Bellingcat has published numerous articles on the MH17 crash and its reporting has been used in the investigation conducted by the Joint Investigation Team (JIT), which includes members from Australia, Belgium, Malaysia, the Netherlands and Ukraine. Bellingcat founder Eliot Higgins was an official witness in the investigation.
The JIT, which focused on the criminal investigation, published its report on Wednesday, saying that the plane crashed after being hit by a missile brought in from Russia and fired from an area controlled by pro-Russian separatists.

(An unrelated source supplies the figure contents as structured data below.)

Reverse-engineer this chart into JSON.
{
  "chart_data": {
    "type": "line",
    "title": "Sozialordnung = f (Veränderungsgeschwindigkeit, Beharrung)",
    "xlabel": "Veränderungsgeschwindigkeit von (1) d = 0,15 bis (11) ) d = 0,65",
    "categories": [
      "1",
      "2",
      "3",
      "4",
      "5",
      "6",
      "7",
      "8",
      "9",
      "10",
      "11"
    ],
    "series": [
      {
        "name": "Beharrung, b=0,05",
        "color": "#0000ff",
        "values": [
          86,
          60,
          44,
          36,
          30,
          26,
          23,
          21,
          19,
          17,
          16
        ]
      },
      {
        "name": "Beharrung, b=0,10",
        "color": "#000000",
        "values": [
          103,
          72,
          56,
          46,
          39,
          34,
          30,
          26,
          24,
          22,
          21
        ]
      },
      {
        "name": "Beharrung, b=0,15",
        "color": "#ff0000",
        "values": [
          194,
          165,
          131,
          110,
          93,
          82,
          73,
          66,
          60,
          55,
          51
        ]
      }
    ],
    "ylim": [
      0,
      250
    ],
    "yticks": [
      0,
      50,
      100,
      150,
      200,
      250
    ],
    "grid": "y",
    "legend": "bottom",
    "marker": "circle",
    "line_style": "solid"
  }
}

According to threat intelligence firm ThreatConnect, Bellingcat members who covered the crash of flight MH17 had received spear phishing emails between February 2015 and July 2016. The emails, designed to look like they were coming from Google, were similar to the ones described in June by researchers at SecureWorks, who identified thousands of email accounts targeted by Fancy Bear, including ones belonging to journalists.
The attacks aimed at Bellingcat also involved domains and domain registration data that was previously linked to Fancy Bear activity, ThreatConnect said.
In addition to Fancy Bear, Bellingcat has been targeted by CyberBerkut, which claims to be a pro-Russia hacktivist group based in Ukraine. CyberBerkut has taken credit for attacks on Ukrainian, Polish and German government systems.
In February 2015, CyberBerkut breached a Bellingcat contributor’s account and used it to post a story titled “CyberBerkut is already here.” The targeted user was Ruslan Leviev, a Russian opposition blogger and Bellingcat contributor who had covered several Russia-related topics. Leviev said the attackers hijacked his Yandex, LiveJournal and Twitter accounts. The Yandex account was protected with a strong password and two-factor authentication, which led the blogger to believe that the attacker either had direct access to Yandex servers or had knowledge of a zero-day vulnerability.
While it is possible that Leviev was targeted for other Russia-related reporting and the attack carried out by CyberBerkut has nothing to do with Fancy Bear’s interest in the MH17 investigation, ThreatConnect believes a more likely scenario is that the two threat groups are somehow connected.
One possibility is that CyberBerkut targeted Leviev in a more aggressive attack after Fancy Bear’s spear-phishing emails failed. The information used to register CyberBerkut domains also suggests a tie to Fancy Bear.
Furthermore, there is evidence that CyberBerkut is connected to DCLeaks, a Russian-backed influence outlet that has been linked to Guccifer 2.0, the hacker who took credit for the attacks on the U.S. Democratic Party. While Guccifer 2.0 claims to be a hacktivist based in Romania, researchers believe he’s just a persona used by Fancy Bear to throw investigators off track.